Weal thrown teapot made by Gafu Ito in Tokoname City.
Elutriation and patience are what makes this teapot extra special. It is a yokode kyūsu, or side-handle teapot, made by Gafu Ito. Still in his early 30’s, he works independently in his home city of Tokoname. He emphasizes firing with the right soil, and by this he means a process of preparation that can take up to two years. The clay is harvested in the nearby Chita Peninsula and elutriated with a sieve daily to separate different sized particles and remove only the smallest particles every day. This is done for half a year. The water with accumulated smallest daily particles is transferred to an unglazed jar to slowly seep away and evaporate, and then subdivided into smaller pots over a further 3-4 month period. After a year of removing moisture and resting, a hardened clay has formed which is ready to work with. Only then is the teapot made, before it is wood fired. This whole process, up to packing the teapot, is done by Gafu Ito himself as a matter of principle, and he also insists on making only his own designs and not necessarily what is in vogue.

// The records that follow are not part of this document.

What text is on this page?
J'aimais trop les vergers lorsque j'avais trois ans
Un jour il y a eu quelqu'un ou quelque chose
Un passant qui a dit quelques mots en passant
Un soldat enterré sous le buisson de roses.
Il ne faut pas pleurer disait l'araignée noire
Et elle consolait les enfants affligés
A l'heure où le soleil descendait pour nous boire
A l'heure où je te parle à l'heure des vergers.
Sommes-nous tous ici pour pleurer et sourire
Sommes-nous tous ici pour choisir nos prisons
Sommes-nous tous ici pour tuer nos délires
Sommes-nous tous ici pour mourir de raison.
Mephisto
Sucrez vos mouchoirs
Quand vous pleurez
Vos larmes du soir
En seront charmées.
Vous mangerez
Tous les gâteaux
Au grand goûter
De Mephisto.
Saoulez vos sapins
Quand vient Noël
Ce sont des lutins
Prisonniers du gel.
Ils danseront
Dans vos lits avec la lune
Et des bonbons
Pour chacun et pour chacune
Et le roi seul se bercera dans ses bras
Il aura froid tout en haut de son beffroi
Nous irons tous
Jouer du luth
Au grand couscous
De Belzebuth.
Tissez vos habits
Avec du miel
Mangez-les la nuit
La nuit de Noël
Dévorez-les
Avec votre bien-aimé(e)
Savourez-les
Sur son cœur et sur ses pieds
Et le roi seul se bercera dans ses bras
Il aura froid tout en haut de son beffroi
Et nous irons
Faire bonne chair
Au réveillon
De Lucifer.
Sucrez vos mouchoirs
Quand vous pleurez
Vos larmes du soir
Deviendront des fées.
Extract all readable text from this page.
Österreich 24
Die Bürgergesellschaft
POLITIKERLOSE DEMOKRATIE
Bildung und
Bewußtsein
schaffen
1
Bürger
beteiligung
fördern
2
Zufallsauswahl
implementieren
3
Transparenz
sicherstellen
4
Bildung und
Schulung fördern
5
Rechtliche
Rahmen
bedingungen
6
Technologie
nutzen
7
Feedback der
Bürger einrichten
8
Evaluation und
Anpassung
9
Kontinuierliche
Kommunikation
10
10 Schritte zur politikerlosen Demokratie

The teapot uses a "sasami" or ceramic mesh strainer as part of the body, to ensure good filtration of tea leaves while still pouring easily. It is ideal for regular or deep steamed Japanese or other leaf teas and can also easily accommodate a tea bag.
It comes in a silver-grey colour with an unglazed texture.
Volume: 250ml (approximately)
Packaging: cardboard box
Tokoname is the location of one of Japan’s Six Ancient Kilns, with a ceramics history dating back to the 12th Century. Over the years it has become famous for bonsai and shochu pots, and its distinctive teapots, including red clay teapots. It is also the largest producer of maneki neko (beckoning cats) in Japan, with interesting variations dotting the access road from the train station.